Having a Leo sun, I love attention. I love talking about myself, receiving compliments, and I especially love when other people love me. However, I have started to realize that the validation I seek from others hurts me more than it lifts me up. In the peak of my Snapchat addiction, I would plot and plan for the best time to post a picture of myself to get the biggest reaction, and the most compliments. At the time, I thought nothing was wrong with this and indulged frequently in the attention it got me. I was too focused on the instant gratification I got with every so and so is typing…notification I got and not on how I felt hours later, when no one was interacting with me anymore. In those moments, I was left with an emptiness I needed to fill, and became reliant on that validation to feel whole again. 

 I always felt that I was able to be above that kind of social media reliance. Aside from the initial novelty of a new account, I never posted very much to any of my accounts and never felt the addiction that seemed to seize my peers. I foolishly thought I was above it all, not realizing the harmful patterns I had in my own life. It started innocently enough; for the first time, I had become genuinely confident and secure with myself. I had (mostly) shed my introverted shell and found myself getting attention I had never been used to, especially from men. 
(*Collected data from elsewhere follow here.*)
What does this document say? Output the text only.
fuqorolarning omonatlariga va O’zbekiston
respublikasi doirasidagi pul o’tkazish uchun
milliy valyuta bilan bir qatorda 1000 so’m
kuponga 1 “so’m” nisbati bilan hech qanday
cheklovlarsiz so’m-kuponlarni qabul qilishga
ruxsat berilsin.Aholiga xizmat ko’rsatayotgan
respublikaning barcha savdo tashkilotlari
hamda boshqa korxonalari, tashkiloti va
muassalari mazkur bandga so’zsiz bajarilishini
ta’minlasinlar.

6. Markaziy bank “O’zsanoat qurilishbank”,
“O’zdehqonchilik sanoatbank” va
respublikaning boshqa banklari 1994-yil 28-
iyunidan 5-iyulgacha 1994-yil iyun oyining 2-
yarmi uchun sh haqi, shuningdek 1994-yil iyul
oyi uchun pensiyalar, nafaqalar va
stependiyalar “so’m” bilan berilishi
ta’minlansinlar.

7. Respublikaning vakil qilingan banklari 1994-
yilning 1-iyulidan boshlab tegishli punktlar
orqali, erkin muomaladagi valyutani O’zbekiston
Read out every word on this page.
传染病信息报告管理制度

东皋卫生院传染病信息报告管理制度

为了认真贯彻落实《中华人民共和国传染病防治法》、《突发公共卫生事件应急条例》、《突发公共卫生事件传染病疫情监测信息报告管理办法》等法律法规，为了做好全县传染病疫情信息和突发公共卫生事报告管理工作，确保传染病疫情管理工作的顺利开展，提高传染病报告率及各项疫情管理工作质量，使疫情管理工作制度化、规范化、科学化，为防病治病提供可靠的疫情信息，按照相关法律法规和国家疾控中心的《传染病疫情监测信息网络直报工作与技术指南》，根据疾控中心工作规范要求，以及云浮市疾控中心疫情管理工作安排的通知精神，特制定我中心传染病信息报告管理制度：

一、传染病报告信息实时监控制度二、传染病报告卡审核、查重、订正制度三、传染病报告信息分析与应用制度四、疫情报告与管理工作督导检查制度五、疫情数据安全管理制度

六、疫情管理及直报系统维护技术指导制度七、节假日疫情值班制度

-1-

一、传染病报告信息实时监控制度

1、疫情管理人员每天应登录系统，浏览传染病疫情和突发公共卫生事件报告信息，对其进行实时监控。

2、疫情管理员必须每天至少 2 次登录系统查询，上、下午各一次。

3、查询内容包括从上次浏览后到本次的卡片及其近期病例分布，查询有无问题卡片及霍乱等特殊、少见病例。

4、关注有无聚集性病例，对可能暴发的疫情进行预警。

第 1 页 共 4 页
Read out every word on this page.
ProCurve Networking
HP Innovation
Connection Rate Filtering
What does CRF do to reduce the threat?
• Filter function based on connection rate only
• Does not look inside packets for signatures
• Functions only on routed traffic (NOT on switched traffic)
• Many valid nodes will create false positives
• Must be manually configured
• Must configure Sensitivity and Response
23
They were responding to me in a way I had never experienced in high school, and felt like I was finally being recognized as the beautiful young woman I was. It felt like harmless fun to post a picture and see how many messages I could get afterwards. But harmless it was not. Relying on that validation they gave me to feel good about myself resulted in me feeling not good enough, isolated, and alone when I wasn’t receiving any, which began to take its toll on my mental health. 

The breaking point happened for me last summer, after a fall-out with a very close friend and the loss of my job. I realized how alone I felt and my first solution was to post something for a random boy to see. Before I hit send though, I sat there and thought about the consequences of my actions. What was the point of posting something for one person to see, when I could just send it directly to them? Was I posting it just to get their attention, or did I want everyone to see it? What message was this sending? I had no good answers to those questions, and that is when I realized the situation I put myself in. 

 It has been a long (and sometimes difficult) journey of learning how to go on without seeking validation, but I am finally happy with where I am. I am confident with myself and who I am without needing others to notice and comment on how I look or what I’m doing. This doesn’t mean that I still don’t post anything, because I do. I just learned to limit what and where I post. I share what I feel is appropriate with my followers, and have set boundaries for myself (like not adding people to my private story just because the selfie I’m posting looks especially good). This is the healthy balance for me, and I applaud those who can post more without becoming too obsessed with the numbers. Maybe someday I’ll get there, but I need to always make sure that my #1 focus is myself and how I’m feeling. No more posting for others, but for myself.